(For new reader and those who request 好友请求, please read my 公告栏 first)
(Notes added 9/28/08. For readers interested, today's Sunday NY Times has a long, detailed, and fascinating account of the events that led to the 85 billion dollars bailout of The American International Group, the world's largest insurance company. the article offers a glimpse of the inner workings of the financial networks of the world. I repeat here my two sentences summary in my first article:
"The elements of Financial Engineering are actually relatively simple. It is human greed that knows no end, delusional, and never learns.")
In my previous blog article, I wrote, as an interested non-expert observer, about the root cause of the Wall Street financial crisis. We just completed two most tumultuous weeks in the US financial history since the 1929 market crash and the ensuing Great Depression of the 1930s. While things may temporarily appear to be on the mend, this week’s TIME magazine cover story details in very clear language “how” and “why” we got to where we are.

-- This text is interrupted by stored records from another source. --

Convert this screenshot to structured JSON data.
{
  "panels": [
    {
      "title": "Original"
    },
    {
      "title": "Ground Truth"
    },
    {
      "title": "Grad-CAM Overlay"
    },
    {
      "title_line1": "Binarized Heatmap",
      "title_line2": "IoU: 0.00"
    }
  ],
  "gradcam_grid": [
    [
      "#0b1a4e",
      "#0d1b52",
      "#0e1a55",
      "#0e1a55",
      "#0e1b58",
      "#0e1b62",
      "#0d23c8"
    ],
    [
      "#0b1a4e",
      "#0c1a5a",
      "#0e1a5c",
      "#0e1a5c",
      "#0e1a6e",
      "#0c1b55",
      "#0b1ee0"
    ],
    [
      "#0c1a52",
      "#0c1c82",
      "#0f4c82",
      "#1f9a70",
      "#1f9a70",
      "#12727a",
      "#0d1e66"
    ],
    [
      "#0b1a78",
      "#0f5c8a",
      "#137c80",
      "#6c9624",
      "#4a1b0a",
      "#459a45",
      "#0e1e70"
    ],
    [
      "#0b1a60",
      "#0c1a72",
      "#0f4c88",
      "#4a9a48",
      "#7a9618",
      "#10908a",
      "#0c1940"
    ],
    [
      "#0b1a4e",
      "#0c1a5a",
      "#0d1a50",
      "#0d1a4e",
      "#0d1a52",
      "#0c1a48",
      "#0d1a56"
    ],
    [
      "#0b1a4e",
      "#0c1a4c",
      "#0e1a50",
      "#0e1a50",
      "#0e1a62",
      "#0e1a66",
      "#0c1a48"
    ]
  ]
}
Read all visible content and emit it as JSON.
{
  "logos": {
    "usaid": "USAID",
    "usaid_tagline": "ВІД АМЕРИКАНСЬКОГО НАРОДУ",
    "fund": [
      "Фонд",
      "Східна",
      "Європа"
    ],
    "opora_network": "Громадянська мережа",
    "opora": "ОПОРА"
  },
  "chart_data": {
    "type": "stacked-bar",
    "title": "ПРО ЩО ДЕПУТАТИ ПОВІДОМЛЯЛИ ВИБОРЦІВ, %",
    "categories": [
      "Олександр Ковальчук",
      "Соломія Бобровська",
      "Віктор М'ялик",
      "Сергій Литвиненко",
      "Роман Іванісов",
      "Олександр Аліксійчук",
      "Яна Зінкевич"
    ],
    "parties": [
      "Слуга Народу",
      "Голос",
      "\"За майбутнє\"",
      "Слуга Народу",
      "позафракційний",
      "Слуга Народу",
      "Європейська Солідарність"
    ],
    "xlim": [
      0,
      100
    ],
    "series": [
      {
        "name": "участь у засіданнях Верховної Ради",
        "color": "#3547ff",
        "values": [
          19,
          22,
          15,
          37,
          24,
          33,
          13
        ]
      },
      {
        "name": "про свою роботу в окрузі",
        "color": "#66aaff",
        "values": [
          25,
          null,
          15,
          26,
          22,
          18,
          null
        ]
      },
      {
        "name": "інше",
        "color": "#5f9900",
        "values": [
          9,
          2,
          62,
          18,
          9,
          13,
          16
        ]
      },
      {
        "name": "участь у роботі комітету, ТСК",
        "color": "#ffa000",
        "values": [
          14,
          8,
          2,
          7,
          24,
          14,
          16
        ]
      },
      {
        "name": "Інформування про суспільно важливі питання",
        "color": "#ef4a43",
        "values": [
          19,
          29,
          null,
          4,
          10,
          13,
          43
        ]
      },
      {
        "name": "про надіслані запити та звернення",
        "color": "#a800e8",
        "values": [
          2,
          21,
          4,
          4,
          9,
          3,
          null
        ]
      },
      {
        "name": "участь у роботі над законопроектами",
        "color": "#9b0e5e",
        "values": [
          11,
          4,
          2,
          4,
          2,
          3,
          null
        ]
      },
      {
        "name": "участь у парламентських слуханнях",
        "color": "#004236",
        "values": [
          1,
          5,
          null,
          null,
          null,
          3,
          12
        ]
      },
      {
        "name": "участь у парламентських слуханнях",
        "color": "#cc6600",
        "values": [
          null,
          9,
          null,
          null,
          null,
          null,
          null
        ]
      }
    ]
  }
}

The story is well worth reading http://www.time.com/time/business/article/0,8599,1842123,00.html .
Among the interesting tidbits:
The bankrupted Lehman Brothers firm had leveraged 35 times more than their own net worth (Thus, a 1% decrease in the market value of their holding caused a 35% decrease of their net worth. Shear madness by hindsight)
The whole systems is leveraged more than once with the fancy Collateralized Debt Obligations (CDOs) built upon very risky housing mortgages and Credit Default Swap (CDSs) insurances built on top of the CDOs giving the appearance of safety. In simply language, you built a fancy house on a foundation of loose sand, and then added another floor on top of that to give the appearance of grandeur.
Warren Buffet actually warned in 2003 that these fancy instruments are “weapons of financial mass destruction”. But while everyone want to be rich like Buffet, no one listens to his sage advice.
Many of these financial instruments were bought by foreign countries, e.g., China. If these become worthless, the future ability for the US to continue to borrow money to finance our lavish living standard will be endangered. Thus, the federal government has no choice but to come to the rescue.
Now I add my own two cents worth:
This rescue plan by the federal government estimated to be about one trillion dollars will be borne by the tax-paying public and the succeeding generations (there is no free lunch). Government can print money and usually pay for it by the ensuing inflation and cheapened money. Inflation is the easiest and favorite form of (invisible) taxation by politicians. The American public and our children are in for a period of painful adjustments. As the sick jokes go: “we have privatized our profits and socialized our debts” or “The US is more socialistic than China, and China is more capitalistic than the US”.
In 1914, the British Empire was at her zenith (日不落大英帝国), yet 30+ years later after two wars, she is reduced to food rationing and devalued Pounds. The US was the only superpower at the turn of this century, where will she be by 2040?